Another difference from traditional plates is the cost -- the digital versions are expensive. At least initially, it costs drivers several hundred dollars to make the upgrade, plus a monthly service fee of about $7. But like most new technologies, experts say, the cost should go down the more they are adopted.
Boston said he came up with the concept a decade ago, but it took years to develop. Right now, digital plates are legal in three states -- California, Michigan and Arizona -- and Boston said his company is working with a half-dozen other states.
California already has started using digital plates, and they will be available in Arizona next month. Lawmakers in Georgia and Illinois are considering a move to digital plates, and Florida and Washington state have commissioned studies on them.
While the United States' most populated state already has introduced the advanced tags, the state with the next highest population has not. Earlier this year, Texas Rep. Chris Paddie filed House Bill 1711, which seeks to introduce digital plates there.
"This is about giving consumers more opportunity and flexibility, so it adds some features that I think will not only be beneficial to consumers, but would be beneficial to law enforcement, as well," Paddie said.
Ordinary drivers in Texas, however, won't be using them for at least a while. This week, the Texas Senate Transportation Committee allowed digital plates only for business fleets. The Texas Department of Public Safety ultimately has the final say whether the tags become legal for all drivers, to ensure law enforcement equipment can read them.
So far, the Dallas and Houston police departments and Texas Sheriff's Association have not taken a position on the new plates.
Though Reviver says they're secure, there are privacy concerns about "smart" plates that transmit over the air and store personal data.
"Your locational history has the potential to reveal a lot more than ... where you happen to be at a particular moment in time," Stephanie Lacambra, a criminal defense attorney for the Electronic Frontier Foundation, told the San Francisco Chronicle. "It can reveal your associations, who you speak with, where you go to work, where you live.
"It's still not clear where all this information is going, how long it's stored or who has access to it."
Said Boston: "Your data is your data.
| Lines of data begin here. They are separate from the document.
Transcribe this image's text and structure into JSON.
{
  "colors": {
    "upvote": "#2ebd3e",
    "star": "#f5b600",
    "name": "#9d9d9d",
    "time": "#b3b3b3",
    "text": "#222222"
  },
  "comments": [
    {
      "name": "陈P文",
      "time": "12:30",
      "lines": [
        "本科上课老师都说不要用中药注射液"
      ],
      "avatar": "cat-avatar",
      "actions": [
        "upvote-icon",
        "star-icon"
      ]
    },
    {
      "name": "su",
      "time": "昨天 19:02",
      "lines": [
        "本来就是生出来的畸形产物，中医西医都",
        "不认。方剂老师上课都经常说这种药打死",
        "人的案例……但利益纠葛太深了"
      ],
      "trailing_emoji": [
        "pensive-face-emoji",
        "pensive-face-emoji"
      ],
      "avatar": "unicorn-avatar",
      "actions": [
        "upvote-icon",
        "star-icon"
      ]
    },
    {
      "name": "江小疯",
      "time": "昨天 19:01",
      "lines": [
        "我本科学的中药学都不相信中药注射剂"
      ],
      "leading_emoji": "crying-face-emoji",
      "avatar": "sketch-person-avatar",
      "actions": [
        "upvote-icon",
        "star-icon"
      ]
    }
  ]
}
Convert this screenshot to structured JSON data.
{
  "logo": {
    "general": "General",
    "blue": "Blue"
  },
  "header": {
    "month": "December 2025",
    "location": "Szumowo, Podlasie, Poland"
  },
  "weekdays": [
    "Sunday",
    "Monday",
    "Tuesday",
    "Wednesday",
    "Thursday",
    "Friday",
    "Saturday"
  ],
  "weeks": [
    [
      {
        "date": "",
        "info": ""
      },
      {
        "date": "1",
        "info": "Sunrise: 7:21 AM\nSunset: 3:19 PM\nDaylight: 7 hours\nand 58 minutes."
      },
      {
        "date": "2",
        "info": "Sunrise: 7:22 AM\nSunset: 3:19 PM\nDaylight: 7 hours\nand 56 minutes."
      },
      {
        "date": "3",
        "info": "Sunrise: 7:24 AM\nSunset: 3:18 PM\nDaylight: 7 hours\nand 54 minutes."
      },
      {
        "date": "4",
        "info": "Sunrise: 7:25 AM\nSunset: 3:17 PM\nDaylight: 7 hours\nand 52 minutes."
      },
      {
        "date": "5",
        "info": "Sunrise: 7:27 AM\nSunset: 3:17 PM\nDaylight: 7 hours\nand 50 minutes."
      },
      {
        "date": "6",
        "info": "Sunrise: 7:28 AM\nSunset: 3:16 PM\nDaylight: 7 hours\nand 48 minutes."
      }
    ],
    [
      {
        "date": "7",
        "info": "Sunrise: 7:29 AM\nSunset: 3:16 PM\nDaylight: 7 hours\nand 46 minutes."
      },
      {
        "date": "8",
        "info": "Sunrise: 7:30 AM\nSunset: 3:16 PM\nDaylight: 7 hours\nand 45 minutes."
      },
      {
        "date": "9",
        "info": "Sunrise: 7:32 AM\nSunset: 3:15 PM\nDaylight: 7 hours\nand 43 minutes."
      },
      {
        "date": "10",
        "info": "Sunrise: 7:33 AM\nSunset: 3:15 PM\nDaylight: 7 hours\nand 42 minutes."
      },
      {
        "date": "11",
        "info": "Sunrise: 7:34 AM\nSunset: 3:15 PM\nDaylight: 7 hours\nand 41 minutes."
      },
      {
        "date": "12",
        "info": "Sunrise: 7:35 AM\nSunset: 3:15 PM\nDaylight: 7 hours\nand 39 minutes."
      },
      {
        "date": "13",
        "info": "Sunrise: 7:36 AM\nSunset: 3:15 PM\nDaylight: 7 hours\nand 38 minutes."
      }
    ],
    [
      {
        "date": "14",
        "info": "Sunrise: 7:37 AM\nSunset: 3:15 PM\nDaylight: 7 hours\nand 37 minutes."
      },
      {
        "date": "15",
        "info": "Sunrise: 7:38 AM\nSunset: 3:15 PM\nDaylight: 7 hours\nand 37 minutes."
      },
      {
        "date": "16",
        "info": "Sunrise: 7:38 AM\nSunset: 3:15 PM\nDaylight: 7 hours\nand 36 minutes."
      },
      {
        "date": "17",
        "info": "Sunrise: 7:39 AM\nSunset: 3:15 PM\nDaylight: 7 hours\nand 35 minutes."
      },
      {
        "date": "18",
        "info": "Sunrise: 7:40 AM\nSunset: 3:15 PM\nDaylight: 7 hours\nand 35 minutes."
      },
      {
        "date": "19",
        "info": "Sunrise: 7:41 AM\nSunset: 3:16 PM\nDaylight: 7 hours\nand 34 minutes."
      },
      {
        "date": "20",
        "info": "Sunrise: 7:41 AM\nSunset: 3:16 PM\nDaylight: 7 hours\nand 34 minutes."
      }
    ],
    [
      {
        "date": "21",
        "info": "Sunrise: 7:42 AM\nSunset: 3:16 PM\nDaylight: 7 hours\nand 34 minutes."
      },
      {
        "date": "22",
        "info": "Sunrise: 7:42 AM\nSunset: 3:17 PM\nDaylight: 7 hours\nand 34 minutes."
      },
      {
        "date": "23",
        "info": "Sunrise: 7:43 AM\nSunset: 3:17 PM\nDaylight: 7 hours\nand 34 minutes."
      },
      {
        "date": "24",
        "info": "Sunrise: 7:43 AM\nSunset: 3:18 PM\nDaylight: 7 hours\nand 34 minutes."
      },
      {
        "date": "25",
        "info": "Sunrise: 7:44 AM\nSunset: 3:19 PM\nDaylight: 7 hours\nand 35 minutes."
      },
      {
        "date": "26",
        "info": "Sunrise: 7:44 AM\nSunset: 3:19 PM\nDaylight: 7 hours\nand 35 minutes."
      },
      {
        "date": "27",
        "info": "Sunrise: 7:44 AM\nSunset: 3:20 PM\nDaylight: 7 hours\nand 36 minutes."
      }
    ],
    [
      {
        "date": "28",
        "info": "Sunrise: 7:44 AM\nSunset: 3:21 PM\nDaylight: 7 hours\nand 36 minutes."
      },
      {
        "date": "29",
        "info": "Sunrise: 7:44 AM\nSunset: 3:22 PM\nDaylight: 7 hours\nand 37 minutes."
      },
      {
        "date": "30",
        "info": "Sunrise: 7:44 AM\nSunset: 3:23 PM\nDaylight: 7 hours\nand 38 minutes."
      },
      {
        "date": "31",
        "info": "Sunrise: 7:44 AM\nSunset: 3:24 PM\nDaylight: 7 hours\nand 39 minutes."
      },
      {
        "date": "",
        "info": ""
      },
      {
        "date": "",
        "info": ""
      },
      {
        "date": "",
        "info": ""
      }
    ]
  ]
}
You have complete control over your information. We've made sure that these plates are extremely secure."
Experts like Boston say digital plates can produce more revenue for governments than the traditional versions. While most of the additional price goes to the plate manufacturer, Boston said he expects governments will increase their revenues through some of the charges associated with using the new technology.
The plates also can advertise corporate messages when the vehicle is parked, which offers drivers a potential revenue stream.
"This is a technology that's needed," said Ashraf Gaffar, an assistant professor of engineering at Arizona State University. A specialist in artificial intelligence, Gaffar said he expects the new tags will be widely adopted.